3.      Toute autorité compétente qui recourt à un tiers autre qu’un opérateur interne attribue les contrats de service public par voie de mise en concurrence, sauf dans les cas visés aux paragraphes 4, 5 et 6. La procédure adoptée pour la mise en concurrence est ouverte à tout opérateur, est équitable, et respecte les principes de transparence et de non‑discrimination. Après la soumission des offres et une éventuelle présélection, la procédure peut donner lieu à des négociations dans le respect de ces principes, afin de préciser les éléments permettant de répondre au mieux à la spécificité ou à la complexité des besoins.

[…] »

9.        L’article 8 du règlement n° 1370/2007, intitulé « Transition », dispose :

« 1.      Les contrats de service public sont attribués conformément aux règles établies dans le présent règlement. […].

2.      Sans préjudice du paragraphe 3, l’attribution de contrats de services publics de transport par chemin de fer ou par route est conforme à l’article 5 à partir du 3 décembre 2019. Au cours de cette période transitoire, les États membres prennent des mesures pour se conformer progressivement à l’article 5 afin d’éviter de graves problèmes structurels concernant notamment les capacités de transport.

Dans un délai de six mois suivant la première moitié de la période transitoire, les États membres fournissent à la Commission un rapport d’avancement mettant l’accent sur la mise en œuvre de l’attribution progressive des contrats de service public conformément à l’article 5. Sur la base des rapports d’avancement des États membres, la Commission peut proposer des mesures appropriées, adressées aux États membres.

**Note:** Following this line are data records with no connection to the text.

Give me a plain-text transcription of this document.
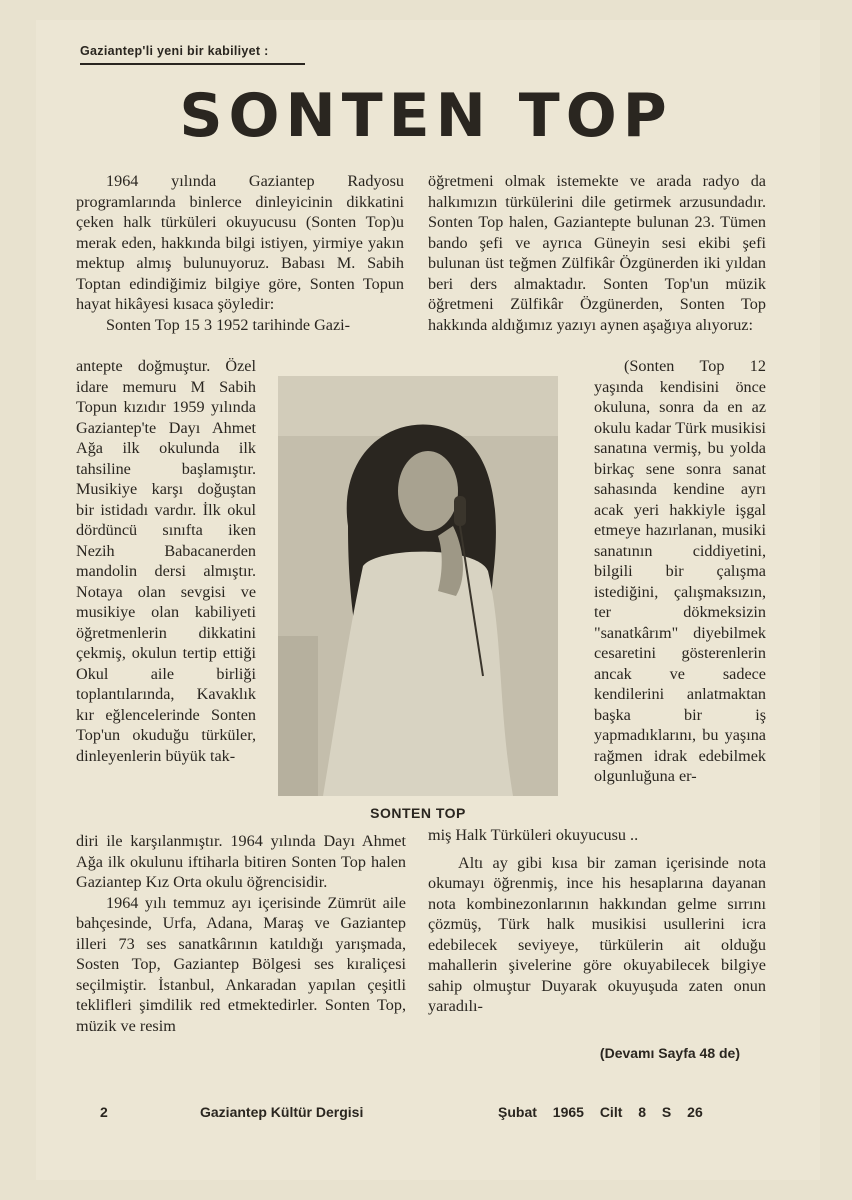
Gaziantep'li yeni bir kabiliyet :
SONTEN TOP

1964 yılında Gaziantep Radyosu programlarında binlerce dinleyicinin dikkatini çeken halk türküleri okuyucusu (Sonten Top)u merak eden, hakkında bilgi istiyen, yirmiye yakın mektup almış bulunuyoruz. Babası M. Sabih Toptan edindiğimiz bilgiye göre, Sonten Topun hayat hikâyesi kısaca şöyledir:

Sonten Top 15 3 1952 tarihinde Gazi-

antepte doğmuştur. Özel idare memuru M Sabih Topun kızıdır 1959 yılında Gaziantep'te Dayı Ahmet Ağa ilk okulunda ilk tahsiline başlamıştır. Musikiye karşı doğuştan bir istidadı vardır. İlk okul dördüncü sınıfta iken Nezih Babacanerden mandolin dersi almıştır. Notaya olan sevgisi ve musikiye olan kabiliyeti öğretmenlerin dikkatini çekmiş, okulun tertip ettiği Okul aile birliği toplantılarında, Kavaklık kır eğlencelerinde Sonten Top'un okuduğu türküler, dinleyenlerin büyük tak-

diri ile karşılanmıştır. 1964 yılında Dayı Ahmet Ağa ilk okulunu iftiharla bitiren Sonten Top halen Gaziantep Kız Orta okulu öğrencisidir.

1964 yılı temmuz ayı içerisinde Zümrüt aile bahçesinde, Urfa, Adana, Maraş ve Gaziantep illeri 73 ses sanatkârının katıldığı yarışmada, Sosten Top, Gaziantep Bölgesi ses kıraliçesi seçilmiştir. İstanbul, Ankaradan yapılan çeşitli teklifleri şimdilik red etmektedirler. Sonten Top, müzik ve resim

SONTEN TOP

öğretmeni olmak istemekte ve arada radyo da halkımızın türkülerini dile getirmek arzusundadır. Sonten Top halen, Gaziantepte bulunan 23. Tümen bando şefi ve ayrıca Güneyin sesi ekibi şefi bulunan üst teğmen Zülfikâr Özgünerden iki yıldan beri ders almaktadır. Sonten Top'un müzik öğretmeni Zülfikâr Özgünerden, Sonten Top hakkında aldığımız yazıyı aynen aşağıya alıyoruz:

(Sonten Top 12 yaşında kendisini önce okuluna, sonra da en az okulu kadar Türk musikisi sanatına vermiş, bu yolda birkaç sene sonra sanat sahasında kendine ayrı acak yeri hakkiyle işgal etmeye hazırlanan, musiki sanatının ciddiyetini, bilgili bir çalışma istediğini, çalışmaksızın, ter dökmeksizin "sanatkârım" diyebilmek cesaretini gösterenlerin ancak ve sadece kendilerini anlatmaktan başka bir iş yapmadıklarını, bu yaşına rağmen idrak edebilmek olgunluğuna er-

miş Halk Türküleri okuyucusu ..

Altı ay gibi kısa bir zaman içerisinde nota okumayı öğrenmiş, ince his hesaplarına dayanan nota kombinezonlarının hakkından gelme sırrını çözmüş, Türk halk musikisi usullerini icra edebilecek seviyeye, türkülerin ait olduğu mahallerin şivelerine göre okuyabilecek bilgiye sahip olmuştur Duyarak okuyuşuda zaten onun yaradılı-

(Devamı Sayfa 48 de)
2	Gaziantep Kültür Dergisi	Şubat 1965 Cilt 8 S 26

3.      Pour l’application du paragraphe 2, il n’est pas tenu compte des contrats de service public attribués conformément au droit communautaire et au droit national :

a)      avant le 26 juillet 2000, sur la base d’une procédure de mise en concurrence équitable ;

b)      avant le 26 juillet 2000, sur la base d’une procédure autre qu’une procédure de mise en concurrence équitable ;

c)      à partir du 26 juillet 2000 et avant le 3 décembre 2009, sur la base d’une procédure de mise en concurrence équitable ;

d)      à partir du 26 juillet 2000 et avant le 3 décembre 2009, sur la base d’une procédure autre qu’une procédure de mise en concurrence équitable.

Les contrats visés au point a) peuvent se poursuivre jusqu’à leur expiration. Les contrats visés aux points b) et c) peuvent se poursuivre jusqu’à leur expiration, mais pas au‑delà de trente ans. Les contrats visés au point d) peuvent se poursuivre jusqu’à leur expiration, pour autant qu’ils aient une durée limitée et comparable aux durées prévues à l’article 4.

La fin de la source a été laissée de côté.